CPU性能の向上がいまひとつぱっとしないなか、QSVでのHW HEVCエンコ対応は、Skylakeの重要な新機能の一つとなっている。
そのHEVCエンコードに
QSVEnc 2.11でSkylake HEVCに対応したので、その画質を調べてみた。
また、ついでにQSV H.264のfixed funcの速度/画質比較も行った。
条件等
環境Win10 x64
Core i7-6700K @ 4.29GHz (Cache 4.07GHz) (4C/8T) <Skylake>
Intel HD Graphics (24EU) 350-1150MHz (4274ドライバ)
DDR4-3234, 2ch, 16GB
Aviutl 1.00
QSVEnc 2.11
x264guiEx 2.33 + x264 x64 r2579 (kmoisar氏 kmod版)
x265guiEx 3.65 + x265 x64 1.7+427 (自ビルド VC2015)
入力サクラノ詩 OP (デモ版)
ファイル名: sakura_op.mpg
MPEG1 1280x720 11.5Mbps 1分56秒
設定QSV HEVC ICQ-u 4 --icq 24
QSV HEVC CQP-u 4 --cqp 25:26:28
QSV H.264 ICQ-u 4 --icq 23
QSV H.264 CQP PG-u 4 --cqp 24:26:29
QSV H.264 CQP FF-u 4 --cqp 27:28:28 --fixed-func
QSV H.264 ICQ-u 4 --icq 23
x264自動マルチパス 1800kbps --preset slow --qcomp 0.7 --aq-strength 0.4
x265自動マルチパス 1800kbps --preset slow --psy-rd 1
ビットレートとエンコード速度
| ビットレート(kbps) | 速度(fps) |
---|
QSV HEVC ICQ | 1812.79 | 152.62 |
QSV HEVC CQP | 1790.14 | 173.33 |
QSV H.264 ICQ | 1884.12 | 346.43 |
QSV H.264 CQP PG | 1803.79 | 354.42 |
QSV H.264 CQP FF | 1844.59 | 361.11 |
x264 | 1794.79 | 87.05 |
x265 | 1787.71 | 13.57 |
画質を比較するため、ビットレートを1800kbps付近にそろえた。エンコード速度はQSV H.264が圧倒的に速く、QSV HEVCは約半分の速度となっている。
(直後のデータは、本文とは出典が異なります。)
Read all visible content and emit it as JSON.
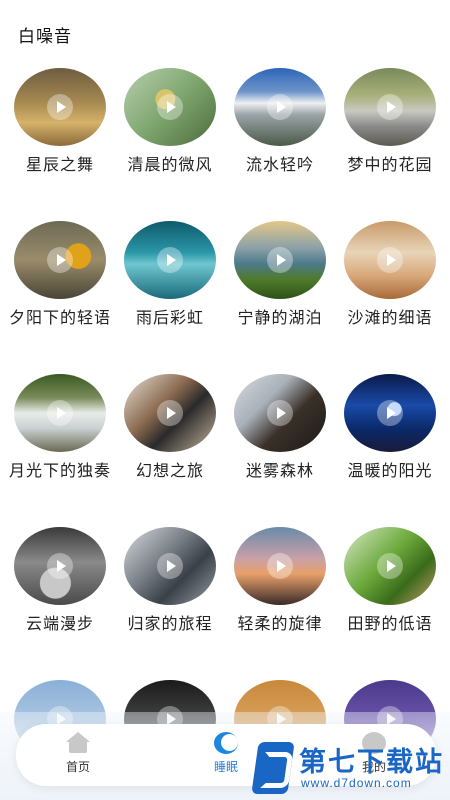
{
  "page": {
    "title": "白噪音"
  },
  "items": [
    {
      "label": "星辰之舞",
      "bg": "linear-gradient(180deg,#6d5c40 0%,#a88b52 45%,#d6b26a 70%,#8a6a3a 100%)"
    },
    {
      "label": "清晨的微风",
      "bg": "radial-gradient(circle at 45% 40%,#d9c46a 0 14%,transparent 15%),linear-gradient(135deg,#b8cfb0 0%,#7fa66e 50%,#4c6b3c 100%)"
    },
    {
      "label": "流水轻吟",
      "bg": "linear-gradient(180deg,#2f65b8 0%,#6c93c8 30%,#eef0f2 45%,#9aa3a8 60%,#4a5a48 100%)"
    },
    {
      "label": "梦中的花园",
      "bg": "linear-gradient(180deg,#7a8a5a 0%,#a8b07a 35%,#c9c9c0 55%,#8a8a8a 75%,#5b5b50 100%)"
    },
    {
      "label": "夕阳下的轻语",
      "bg": "radial-gradient(circle at 70% 45%,#e0a21a 0 16%,transparent 17%),linear-gradient(180deg,#6d6a55 0%,#9a8c6a 50%,#4a4436 100%)"
    },
    {
      "label": "雨后彩虹",
      "bg": "linear-gradient(180deg,#0e5a6a 0%,#2a96a8 40%,#6fc6d0 55%,#1a6a7a 100%)"
    },
    {
      "label": "宁静的湖泊",
      "bg": "linear-gradient(180deg,#e2c88a 0%,#8aa0a8 35%,#4d7a8a 55%,#4f7a2a 75%,#2e5218 100%)"
    },
    {
      "label": "沙滩的细语",
      "bg": "linear-gradient(180deg,#c89a6a 0%,#e8d4b8 40%,#d8a87a 70%,#a86a3a 100%)"
    },
    {
      "label": "月光下的独奏",
      "bg": "linear-gradient(180deg,#3a5a22 0%,#7a8a5a 30%,#e8ece8 50%,#c8d0d0 70%,#6a6a52 100%)"
    },
    {
      "label": "幻想之旅",
      "bg": "linear-gradient(135deg,#e8e2d8 0%,#8a6a50 40%,#2a2a2a 60%,#c8b8a0 100%)"
    },
    {
      "label": "迷雾森林",
      "bg": "linear-gradient(135deg,#d8dce0 0%,#a8b0b8 35%,#3a3028 60%,#1a1a1a 100%)"
    },
    {
      "label": "温暖的阳光",
      "bg": "radial-gradient(circle at 55% 45%,#a8c8ff 0 10%,transparent 11%),linear-gradient(180deg,#0a1a4a 0%,#1a4aa8 40%,#0a2a6a 70%,#1a1a3a 100%)"
    },
    {
      "label": "云端漫步",
      "bg": "radial-gradient(circle at 45% 72%,#c8c8c8 0 20%,transparent 21%),linear-gradient(180deg,#3a3a3a 0%,#8a8a8a 45%,#4a4a4a 100%)"
    },
    {
      "label": "归家的旅程",
      "bg": "linear-gradient(135deg,#d8dce0 0%,#7a8088 40%,#3a4048 65%,#9aa0a8 100%)"
    },
    {
      "label": "轻柔的旋律",
      "bg": "linear-gradient(180deg,#6a8aa8 0%,#c8a0a8 40%,#e8a06a 60%,#3a2a2a 100%)"
    },
    {
      "label": "田野的低语",
      "bg": "linear-gradient(135deg,#d8e8c8 0%,#6aa83a 45%,#3a6a1a 70%,#c8a06a 100%)"
    },
    {
      "label": "",
      "bg": "linear-gradient(180deg,#8ab0d8 0%,#c8d8e8 100%)"
    },
    {
      "label": "",
      "bg": "linear-gradient(180deg,#1a1a1a 0%,#6a6a6a 100%)"
    },
    {
      "label": "",
      "bg": "linear-gradient(180deg,#c8883a 0%,#e8b87a 100%)"
    },
    {
      "label": "",
      "bg": "linear-gradient(180deg,#4a3a8a 0%,#8a6ac8 100%)"
    }
  ],
  "tabs": [
    {
      "label": "首页",
      "icon": "home-icon",
      "active": false
    },
    {
      "label": "睡眠",
      "icon": "moon-icon",
      "active": true
    },
    {
      "label": "我的",
      "icon": "user-icon",
      "active": false
    }
  ],
  "watermark": {
    "title": "第七下载站",
    "url": "www.d7down.com"
  },
  "colors": {
    "accent": "#1d86e0",
    "tab_active_text": "#2a7fd4",
    "watermark": "#1a66c4"
  }
}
H.264のFixed Funcと通常のGPUを使うモードでは大きな速度差はないようだ。
769フレーム目 (1からカウント)
オリジナル
QSV HEVC ICQ 1812.79kbps
ちょっと微妙な感じ。かなりざらついていることがわかる。
QSV HEVC CQP 1790.14kbps
ICQよりはよいだろうか。
QSV H.264 ICQ 1884.12kbps
HEVC CQPと似たようなもの。
QSV H.264 CQP PG 1803.79kbps
このフレームはICQよりCQPのほうが良い画質に出るようだ。
QSV H.264 CQP FF 1844.59kbps
Bフレームがない分、画質が落ちているのがわかる。
x264 1794.79kbps
さすがの高画質。
x265 1787.71kbps
わかりにくいが、高画質のx264よりさらに画質が良い気がする。
1748フレーム目 (1からカウント)
オリジナル
QSV HEVC ICQ 1812.79kbps
ここではCQPよりも画質が良い。まあそこそこの画質。わずかにH.264 ICQよりよいかも?
QSV HEVC CQP 1790.14kbps
このフレームではICQ > CQPとなるようだ。
QSV H.264 ICQ 1884.12kbps
それなりに良い画質だろう。
QSV H.264 CQP PG 1803.79kbps
だいぶ甘くなっている気がする。
QSV H.264 CQP FF 1844.59kbps
やはりBフレームがないのはきついか。
x264 1794.79kbps
安定の高画質。
x265 1787.71kbps
さらにすっきりしている。
まとめ
ざっと画質を見てきたが、残念ながらH.264→HEVCで大きな画質の向上は発見できなかった。まあ、もちろん、今回は設定とかほとんど触ってないので、たとえば設定を高画質寄りに振るなどしてみるとまた違うかもしれない。
ともかく、QSVEnc 2.11でとりあえずSkylake HEVCエンコードが可能となったので、もしSkylakeを持っている方がいたら、遊んでみてください。